PLATFORM: Republicans approved a platform with a kinder, gentler tone on issues such as immigration and education policy, even as hard-line conservatives retained tough planks against abortion, homosexuality and sex education.

Despite the long hours of debate over the document, it is considered unlikely that much of it will be implemented if Bush is elected president.

PROTESTS: Protest organizers have hoped for tens of thousands of demonstrators at the convention, topping the numbers seen at Vietnam-era demonstrations at the 1968 Democratic convention in Chicago, and the 1972 Republican convention in Miami Beach.

But their efforts Sunday did not live up to expectations as barely 5,000 activists rallied on the eve of the convention to draw attention to corporate money in politics, the death penalty and many other causes in a peaceful protest.

Police were out in force, keeping a careful eye on several black-clad and masked anarchists in the crowd, but they caused no disruption. Police Commissioner John Timoney said he was "cautiously optimistic" that calm would prevail.

HISTORY: Republicans have returned to the city where they held their first presidential nominating convention in 1856 to select John Fremont.

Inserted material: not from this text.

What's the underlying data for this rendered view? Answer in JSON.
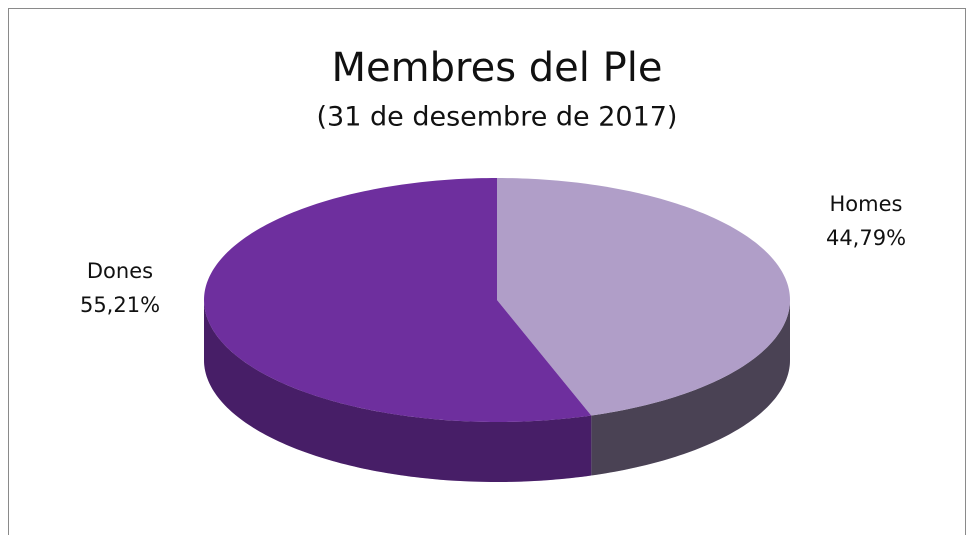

The Republicans also met in Philadelphia in 1872 to renominate President Ulysses S. Grant and in 1900 to renominate President William McKinley. Both won re-election. In 1940, the Republicans met in Philadelphia to select political neophyte Wendell Willkie, who lost the election to President Franklin Roosevelt.

At their last Philadelphia convention in 1948, the Republicans nominated New York Gov. Thomas Dewey. Although he had been the party's unsuccessful presidential nominee in 1944, Dewey appeared a shoo-in for the White House. But shortly after the Republican gathering, Philadelphia also hosted the 1948 Democratic National Convention that nominated President Harry Truman. After a whistle-stop "Give 'em hell" campaign, Truman beat Dewey in one of the biggest political upsets in American history.

PHILADELPHIA: The city of 1.4 million people has played a prominent part in U.S. history. The birthplace of the Declaration of Independence and the Constitution and home of the Liberty Bell, Philadelphia was also the U.S. capital from 1790 to 1800. After rebounding from a near brush with bankruptcy in the early 1990s, the heavily Democratic city is basking in its role as host to the Republicans, with civic leaders hailing the event as a symbol of its revival.